La precipitación está peor vista que la tardanza gracias también a la sacralización del carácter garantista del sistema democrático no sólo en lo judicial. Se supone que todos los procedimientos han de llevarse con parsimonia para que sean verdaderamente solventes. Poco importa que las decisiones que se adopten al final queden sin efecto o resulten ineficaces.
La crisis económica ha dejado en serios aprietos a la política. La política no supo preverla, no quiso actuar al compás de los acontecimientos, y ha acabado quedándose muy atrás respecto a ellos. Resurgen las incertidumbres, las dudas; y la desconfianza del ciudadano hacia la política adquiere una nueva dimensión.
En España, a la pose desconfiada que los ciudadanos han mostrado siempre hacia la política se le une en estos momentos la constatación de que no sirve para resolver los problemas más espinosos. Los mismos que causaron la crisis financiera le han sabido coger ahora la delantera a la política, moviendo capitales a su antojo y dejando en evidencia a los gobiernos. El embate de la crisis ha servido, además, para comprobar que las democracias parlamentarias, basadas en el sistema de partidos, no son capaces de administrar con solvencia el Estado de bienestar, de adecuarlo y garantizar su futuro, sencillamente porque los partidos no son organismos de pensamiento y resolución, y las administraciones van tirando día a día ejecutando presupuestos que en lo sustancial no se atreven a modificar. Pero junto a todo ello ha aflorado una característica que ya forma parte de la política: su pereza.
En las democracias acomodadas, los actores de la política saben que los ciudadanos no tienen escapatoria; que no les queda más remedio que acudir a las urnas para votar más o menos a las mismas formaciones políticas, e incluso a los mismos dirigentes.

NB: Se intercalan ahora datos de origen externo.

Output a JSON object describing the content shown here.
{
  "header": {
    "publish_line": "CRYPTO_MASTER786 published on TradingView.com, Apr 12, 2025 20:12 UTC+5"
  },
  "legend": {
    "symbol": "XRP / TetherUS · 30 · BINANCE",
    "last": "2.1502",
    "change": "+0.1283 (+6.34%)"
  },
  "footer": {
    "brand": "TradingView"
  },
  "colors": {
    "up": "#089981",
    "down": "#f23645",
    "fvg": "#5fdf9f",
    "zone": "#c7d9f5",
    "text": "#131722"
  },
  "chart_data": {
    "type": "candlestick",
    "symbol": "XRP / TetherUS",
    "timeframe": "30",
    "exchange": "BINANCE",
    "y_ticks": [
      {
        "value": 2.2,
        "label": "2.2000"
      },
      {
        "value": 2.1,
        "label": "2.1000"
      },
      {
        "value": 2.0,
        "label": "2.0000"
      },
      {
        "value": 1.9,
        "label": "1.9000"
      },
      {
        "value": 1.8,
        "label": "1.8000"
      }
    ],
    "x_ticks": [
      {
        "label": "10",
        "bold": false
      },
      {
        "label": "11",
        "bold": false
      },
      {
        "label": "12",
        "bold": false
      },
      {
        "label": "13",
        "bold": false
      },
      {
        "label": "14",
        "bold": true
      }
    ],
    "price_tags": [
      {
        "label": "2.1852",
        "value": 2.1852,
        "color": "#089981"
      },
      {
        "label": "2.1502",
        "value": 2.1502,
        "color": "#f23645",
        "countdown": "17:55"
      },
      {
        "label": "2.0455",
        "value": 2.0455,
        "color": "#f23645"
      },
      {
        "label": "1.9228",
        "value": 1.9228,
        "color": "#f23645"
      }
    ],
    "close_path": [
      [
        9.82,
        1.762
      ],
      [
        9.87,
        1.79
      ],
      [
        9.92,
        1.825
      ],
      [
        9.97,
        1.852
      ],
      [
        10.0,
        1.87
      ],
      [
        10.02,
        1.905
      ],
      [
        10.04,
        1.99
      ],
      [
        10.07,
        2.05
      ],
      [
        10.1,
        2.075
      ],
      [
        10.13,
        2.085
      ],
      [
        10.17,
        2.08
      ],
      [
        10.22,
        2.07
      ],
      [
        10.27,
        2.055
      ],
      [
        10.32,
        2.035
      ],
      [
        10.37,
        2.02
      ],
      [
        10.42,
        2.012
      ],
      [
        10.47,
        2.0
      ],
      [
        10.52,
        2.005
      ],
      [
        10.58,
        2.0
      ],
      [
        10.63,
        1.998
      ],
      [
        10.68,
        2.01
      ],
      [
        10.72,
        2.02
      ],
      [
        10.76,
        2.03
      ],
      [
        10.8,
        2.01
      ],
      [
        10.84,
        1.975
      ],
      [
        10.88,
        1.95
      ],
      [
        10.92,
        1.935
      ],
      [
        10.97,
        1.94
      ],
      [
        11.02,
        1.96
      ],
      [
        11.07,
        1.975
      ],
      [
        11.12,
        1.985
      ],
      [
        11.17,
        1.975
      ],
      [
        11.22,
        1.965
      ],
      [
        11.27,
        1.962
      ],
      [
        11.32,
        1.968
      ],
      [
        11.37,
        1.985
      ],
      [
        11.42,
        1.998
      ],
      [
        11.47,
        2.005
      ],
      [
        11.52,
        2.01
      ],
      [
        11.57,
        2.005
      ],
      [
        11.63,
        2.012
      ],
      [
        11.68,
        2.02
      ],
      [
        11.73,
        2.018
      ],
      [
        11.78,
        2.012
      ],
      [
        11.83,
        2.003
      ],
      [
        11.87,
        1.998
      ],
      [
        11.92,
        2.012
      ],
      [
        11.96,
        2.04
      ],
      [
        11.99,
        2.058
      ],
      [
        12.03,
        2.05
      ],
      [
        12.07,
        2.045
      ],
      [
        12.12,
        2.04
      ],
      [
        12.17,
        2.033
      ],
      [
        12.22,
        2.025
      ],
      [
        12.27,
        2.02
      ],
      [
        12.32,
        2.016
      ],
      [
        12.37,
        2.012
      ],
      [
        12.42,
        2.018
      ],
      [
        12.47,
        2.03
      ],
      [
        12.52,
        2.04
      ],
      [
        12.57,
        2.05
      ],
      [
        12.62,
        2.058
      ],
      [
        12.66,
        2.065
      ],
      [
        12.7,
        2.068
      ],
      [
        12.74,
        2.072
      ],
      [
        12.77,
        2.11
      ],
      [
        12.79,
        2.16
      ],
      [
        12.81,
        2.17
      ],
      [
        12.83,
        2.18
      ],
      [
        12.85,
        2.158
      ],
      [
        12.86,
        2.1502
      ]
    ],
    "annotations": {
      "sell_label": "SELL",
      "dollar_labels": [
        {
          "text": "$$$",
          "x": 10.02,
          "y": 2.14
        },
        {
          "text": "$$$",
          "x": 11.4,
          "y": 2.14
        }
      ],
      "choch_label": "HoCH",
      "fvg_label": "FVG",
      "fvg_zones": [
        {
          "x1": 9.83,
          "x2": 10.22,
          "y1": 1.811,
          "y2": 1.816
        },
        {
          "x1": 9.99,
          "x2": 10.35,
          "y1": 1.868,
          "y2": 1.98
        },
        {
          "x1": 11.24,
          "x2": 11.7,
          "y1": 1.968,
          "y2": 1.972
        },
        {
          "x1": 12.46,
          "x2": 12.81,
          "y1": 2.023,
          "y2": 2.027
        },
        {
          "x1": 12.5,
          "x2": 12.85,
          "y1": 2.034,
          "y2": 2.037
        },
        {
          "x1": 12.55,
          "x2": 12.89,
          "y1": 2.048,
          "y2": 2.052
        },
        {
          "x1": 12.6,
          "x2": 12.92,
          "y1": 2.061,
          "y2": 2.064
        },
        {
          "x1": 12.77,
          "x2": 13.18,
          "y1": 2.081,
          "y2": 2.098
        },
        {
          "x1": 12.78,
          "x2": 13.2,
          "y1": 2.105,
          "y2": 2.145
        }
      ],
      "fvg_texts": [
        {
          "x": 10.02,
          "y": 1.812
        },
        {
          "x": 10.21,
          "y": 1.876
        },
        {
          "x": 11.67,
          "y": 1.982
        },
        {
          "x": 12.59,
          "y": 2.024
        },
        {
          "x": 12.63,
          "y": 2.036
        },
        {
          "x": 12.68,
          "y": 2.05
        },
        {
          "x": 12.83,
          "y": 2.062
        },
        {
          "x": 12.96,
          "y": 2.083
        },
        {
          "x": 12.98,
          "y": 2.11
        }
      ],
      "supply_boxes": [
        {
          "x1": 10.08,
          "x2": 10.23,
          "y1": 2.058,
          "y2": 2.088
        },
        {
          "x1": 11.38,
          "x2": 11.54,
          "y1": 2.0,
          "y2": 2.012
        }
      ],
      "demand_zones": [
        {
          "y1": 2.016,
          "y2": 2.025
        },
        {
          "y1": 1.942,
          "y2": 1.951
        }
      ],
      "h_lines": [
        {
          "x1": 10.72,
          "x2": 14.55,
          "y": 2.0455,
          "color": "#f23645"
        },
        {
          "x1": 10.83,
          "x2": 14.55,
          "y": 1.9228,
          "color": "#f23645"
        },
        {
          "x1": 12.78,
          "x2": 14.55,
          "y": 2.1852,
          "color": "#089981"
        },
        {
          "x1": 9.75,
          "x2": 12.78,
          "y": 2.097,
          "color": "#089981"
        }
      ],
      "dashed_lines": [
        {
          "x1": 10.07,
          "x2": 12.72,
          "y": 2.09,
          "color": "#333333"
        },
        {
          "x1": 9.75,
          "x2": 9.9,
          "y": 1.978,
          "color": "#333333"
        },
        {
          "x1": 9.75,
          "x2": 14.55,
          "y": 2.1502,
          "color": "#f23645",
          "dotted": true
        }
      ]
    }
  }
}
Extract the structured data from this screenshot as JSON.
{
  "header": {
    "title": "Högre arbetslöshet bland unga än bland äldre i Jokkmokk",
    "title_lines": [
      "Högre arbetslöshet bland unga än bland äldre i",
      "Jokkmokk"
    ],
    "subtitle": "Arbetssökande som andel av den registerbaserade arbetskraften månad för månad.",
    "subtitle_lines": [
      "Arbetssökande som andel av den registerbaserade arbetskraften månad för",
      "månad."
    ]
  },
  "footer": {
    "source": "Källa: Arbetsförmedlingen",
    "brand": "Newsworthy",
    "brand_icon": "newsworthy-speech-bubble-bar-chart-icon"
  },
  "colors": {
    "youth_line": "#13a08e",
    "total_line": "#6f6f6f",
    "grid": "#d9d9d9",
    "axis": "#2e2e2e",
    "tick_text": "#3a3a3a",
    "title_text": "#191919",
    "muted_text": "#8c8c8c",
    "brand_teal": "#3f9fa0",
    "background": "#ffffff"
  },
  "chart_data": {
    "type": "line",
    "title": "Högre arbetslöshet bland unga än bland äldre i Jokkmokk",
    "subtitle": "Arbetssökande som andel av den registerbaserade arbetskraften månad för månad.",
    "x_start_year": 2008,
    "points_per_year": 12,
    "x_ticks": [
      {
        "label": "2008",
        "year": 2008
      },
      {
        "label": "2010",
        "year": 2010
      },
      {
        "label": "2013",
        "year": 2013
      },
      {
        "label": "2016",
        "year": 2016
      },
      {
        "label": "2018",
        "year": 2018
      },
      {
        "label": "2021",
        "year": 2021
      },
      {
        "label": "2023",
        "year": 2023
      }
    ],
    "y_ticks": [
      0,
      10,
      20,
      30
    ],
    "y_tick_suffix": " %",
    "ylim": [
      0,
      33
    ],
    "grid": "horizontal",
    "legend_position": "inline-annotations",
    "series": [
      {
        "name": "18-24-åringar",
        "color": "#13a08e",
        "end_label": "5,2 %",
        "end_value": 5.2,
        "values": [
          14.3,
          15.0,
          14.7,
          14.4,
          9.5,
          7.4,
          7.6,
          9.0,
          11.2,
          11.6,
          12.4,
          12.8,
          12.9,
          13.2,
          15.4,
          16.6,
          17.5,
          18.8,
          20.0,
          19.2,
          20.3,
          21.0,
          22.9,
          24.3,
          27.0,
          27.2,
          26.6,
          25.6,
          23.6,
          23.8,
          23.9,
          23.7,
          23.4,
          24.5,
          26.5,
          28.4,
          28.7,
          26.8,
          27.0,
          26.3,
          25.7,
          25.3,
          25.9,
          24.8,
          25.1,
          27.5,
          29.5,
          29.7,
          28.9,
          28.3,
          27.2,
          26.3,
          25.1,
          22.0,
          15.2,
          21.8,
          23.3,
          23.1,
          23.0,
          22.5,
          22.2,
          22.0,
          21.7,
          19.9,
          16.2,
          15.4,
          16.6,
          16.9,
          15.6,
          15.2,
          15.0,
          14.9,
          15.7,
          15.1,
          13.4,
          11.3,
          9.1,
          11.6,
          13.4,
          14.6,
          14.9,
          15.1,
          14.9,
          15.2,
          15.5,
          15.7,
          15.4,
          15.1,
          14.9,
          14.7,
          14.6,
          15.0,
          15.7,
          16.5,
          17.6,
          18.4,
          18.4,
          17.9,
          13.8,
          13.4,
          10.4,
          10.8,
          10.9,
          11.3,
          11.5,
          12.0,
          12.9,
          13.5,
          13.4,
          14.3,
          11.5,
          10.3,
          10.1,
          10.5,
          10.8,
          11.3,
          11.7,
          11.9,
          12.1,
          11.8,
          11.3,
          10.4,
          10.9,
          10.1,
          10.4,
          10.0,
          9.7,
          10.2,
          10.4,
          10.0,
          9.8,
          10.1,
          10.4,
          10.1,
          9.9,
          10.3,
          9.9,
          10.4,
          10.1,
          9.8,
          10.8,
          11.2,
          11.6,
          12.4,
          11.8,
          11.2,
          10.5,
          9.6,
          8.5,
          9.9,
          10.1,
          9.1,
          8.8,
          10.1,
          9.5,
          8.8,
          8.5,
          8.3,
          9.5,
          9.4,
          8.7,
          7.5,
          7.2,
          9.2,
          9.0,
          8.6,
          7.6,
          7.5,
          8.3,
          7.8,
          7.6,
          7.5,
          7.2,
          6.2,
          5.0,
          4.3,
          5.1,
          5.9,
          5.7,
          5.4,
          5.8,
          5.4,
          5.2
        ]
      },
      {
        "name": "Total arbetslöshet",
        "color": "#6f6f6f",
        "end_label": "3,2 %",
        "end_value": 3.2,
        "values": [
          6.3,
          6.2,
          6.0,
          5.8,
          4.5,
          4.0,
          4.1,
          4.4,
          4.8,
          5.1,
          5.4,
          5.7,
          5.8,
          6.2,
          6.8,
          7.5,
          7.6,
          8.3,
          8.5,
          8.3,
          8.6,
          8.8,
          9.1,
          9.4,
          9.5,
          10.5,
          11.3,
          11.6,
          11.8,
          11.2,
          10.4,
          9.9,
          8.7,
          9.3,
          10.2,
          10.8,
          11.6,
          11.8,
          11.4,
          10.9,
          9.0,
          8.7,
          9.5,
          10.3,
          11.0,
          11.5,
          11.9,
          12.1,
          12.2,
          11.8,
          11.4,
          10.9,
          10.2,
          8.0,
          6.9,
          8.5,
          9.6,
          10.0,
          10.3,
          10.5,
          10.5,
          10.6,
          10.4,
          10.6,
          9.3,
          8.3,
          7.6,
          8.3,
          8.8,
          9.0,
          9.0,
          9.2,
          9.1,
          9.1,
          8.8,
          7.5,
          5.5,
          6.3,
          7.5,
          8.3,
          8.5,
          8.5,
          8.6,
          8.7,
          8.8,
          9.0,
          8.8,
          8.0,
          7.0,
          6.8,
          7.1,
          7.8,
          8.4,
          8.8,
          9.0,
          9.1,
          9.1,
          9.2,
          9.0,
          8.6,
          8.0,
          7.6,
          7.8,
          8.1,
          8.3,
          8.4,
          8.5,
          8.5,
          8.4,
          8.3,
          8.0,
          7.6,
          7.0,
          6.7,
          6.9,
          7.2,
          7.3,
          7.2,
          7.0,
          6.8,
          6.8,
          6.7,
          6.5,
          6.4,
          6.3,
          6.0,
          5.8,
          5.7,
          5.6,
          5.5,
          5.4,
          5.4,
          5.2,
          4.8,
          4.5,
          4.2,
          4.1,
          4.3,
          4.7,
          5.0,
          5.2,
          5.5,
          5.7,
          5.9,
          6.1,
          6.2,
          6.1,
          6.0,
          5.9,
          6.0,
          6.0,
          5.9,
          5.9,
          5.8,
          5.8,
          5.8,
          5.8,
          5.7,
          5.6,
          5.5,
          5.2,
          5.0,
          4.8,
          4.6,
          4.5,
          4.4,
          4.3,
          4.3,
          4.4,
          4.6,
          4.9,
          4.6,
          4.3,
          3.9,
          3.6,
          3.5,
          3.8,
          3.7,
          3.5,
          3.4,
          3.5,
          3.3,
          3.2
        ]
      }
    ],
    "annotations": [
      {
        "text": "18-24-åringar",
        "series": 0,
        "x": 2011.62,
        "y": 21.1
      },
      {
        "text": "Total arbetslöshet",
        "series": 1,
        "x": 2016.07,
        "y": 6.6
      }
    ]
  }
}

El arco parlamentario permanece prácticamente inalterado, y sólo la temporal aparición de algunas formaciones menores o las crisis internas dentro de algunos partidos con más solera lo modifican. Esto, juntamente con la estabilidad del sistema democrático y de sus instituciones, concede una enorme tranquilidad a los actores políticos. La política es esencialmente conservadora, y en muy contadas ocasiones siente la necesidad de corregirse a sí misma. Los cambios que procura se limitan demasiado a la alternancia en el poder, o a golpes de oportunidad, a la intensificación de la exposición pública y a apariencias de mayor dinamismo.
La otra característica de la política que explicaría su pereza es la certeza con la que se maneja de que moverse, tomar decisiones o cambiar de rumbo resulta inconveniente, a no ser que se esté ya con el agua al cuello.
Incluso cuando los problemas se pudren, después de mucho tiempo de permanecer enquistados, la política tiende a acomodarse en ellos, como está ocurriendo en estos momentos con la corrupción. La máxima ignaciana –en tiempos de zozobra no hacer mudanza– viene que ni pintada, porque los actores políticos siempre podrán simular que viven en la zozobra. Pero junto a tan sabia recomendación la indolencia ha llegado a dotarse de su propio estilo. El poder ha de mostrarse impasible para que merezca crédito. Cambiar supone siempre una concesión a los adversarios políticos, que se verán estimulados para proseguir con su asedio. El éxito político precisa ofrecer seguridad, dejando sin respuesta todas las preguntas incómodas para guarecerse en el soliloquio.
La disyuntiva entre «catástrofe o sacrificio», formulada por el primer ministro griego, Giorgos Papandreu, para defender lo segundo en el caso de Grecia, es consecuencia de la desidia fraudulenta con la que sus antecesores trataron de posponer los problemas. Pero ello no puede ocultar la exasperante lentitud con que se han conducido la Unión Europea y los gobiernos del euro. José Luis Rodríguez Zapatero confía en que la economía remonte el vuelo para evitar actuaciones incómodas, al mismo tiempo que Mariano Rajoy espera que el presidente se labre su propio fracaso sin que el primer partido de la oposición arriesgue demasiado. Es esa pereza compartida la que les ha citado para mañana, cuando deberían haberse visto cada mes durante el último año y medio. El fenómeno es tan contagioso que va más allá de la política partidaria y afecta a las instituciones.
La precipitación está peor vista que la tardanza gracias también a la sacralización del carácter garantista del sistema democrático no sólo en lo judicial. Se supone que todos los procedimientos han de llevarse con parsimonia para que sean verdaderamente solventes. Poco importa que las decisiones que se adopten al final queden sin efecto o resulten ineficaces. Diálogos que se eternizan sin siquiera ofrecer una conclusión parcial, acercamientos que se dilatan sin que den fruto alguno, deliberaciones que parecen desembocar en la nada.
Así es como tres magistrados del Tribunal Constitucional pueden sentirse muy cómodos dejándose fotografiar en la plaza de toros de la Maestranza de Sevilla en medio de la que les está cayendo, faltaba más.